How urgent is it to fix brake tubing after a 393.45(d) citation?

Fix it before the next inspection, full stop. While the 11.8% OOS rate means most cited vehicles kept moving, a repeat citation — or an inspector who judges the damage more severely — could result in a parked truck. More importantly, our inspection records show zero citations for 393.45(d) in both the last 12 months and the last 90 days in the current data snapshot, which suggests this code may be captured under related or updated code designations rather than disappearing as a real-world hazard. Brake tubing failure in service is not a paperwork problem — it's a loss-of-braking event. Repair quickly, document thoroughly, and add a brake line inspection to your standard pre-trip checklist.

Does a 393.45(d) citation follow the driver or the carrier?

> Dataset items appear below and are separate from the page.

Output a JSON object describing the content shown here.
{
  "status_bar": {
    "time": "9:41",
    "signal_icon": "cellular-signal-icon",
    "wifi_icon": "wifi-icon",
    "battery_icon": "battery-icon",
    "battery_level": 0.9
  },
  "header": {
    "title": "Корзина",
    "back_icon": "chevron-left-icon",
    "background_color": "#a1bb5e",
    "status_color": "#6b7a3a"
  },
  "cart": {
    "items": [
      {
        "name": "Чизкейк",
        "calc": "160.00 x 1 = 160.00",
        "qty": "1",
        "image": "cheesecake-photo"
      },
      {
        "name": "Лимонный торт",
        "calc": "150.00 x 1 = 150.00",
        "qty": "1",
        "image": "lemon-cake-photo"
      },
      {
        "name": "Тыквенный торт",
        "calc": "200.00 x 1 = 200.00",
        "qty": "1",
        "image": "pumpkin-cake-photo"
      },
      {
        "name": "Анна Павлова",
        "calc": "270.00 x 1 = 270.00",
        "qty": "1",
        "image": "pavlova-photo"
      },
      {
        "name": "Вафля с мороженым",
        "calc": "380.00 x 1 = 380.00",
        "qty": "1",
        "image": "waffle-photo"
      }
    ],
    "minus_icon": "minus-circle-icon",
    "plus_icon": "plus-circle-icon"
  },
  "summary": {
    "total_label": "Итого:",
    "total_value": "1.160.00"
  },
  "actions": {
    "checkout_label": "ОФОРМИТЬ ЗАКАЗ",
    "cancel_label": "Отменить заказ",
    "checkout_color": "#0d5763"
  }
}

Both. Under FMCSA's CSA methodology, a vehicle maintenance violation like 393.45(d) — with its severity weight of 7 — scores against the carrier's Vehicle Maintenance BASIC and against the driver's safety record simultaneously. The carrier takes the hit on their BASIC percentile, which affects SMS alerts and intervention thresholds. The driver carries the violation in their inspection history, which follows them even if they change employers. This dual-impact structure means fleet managers can't treat equipment citations as purely the driver's problem, and drivers can't assume a carrier change wipes the slate clean.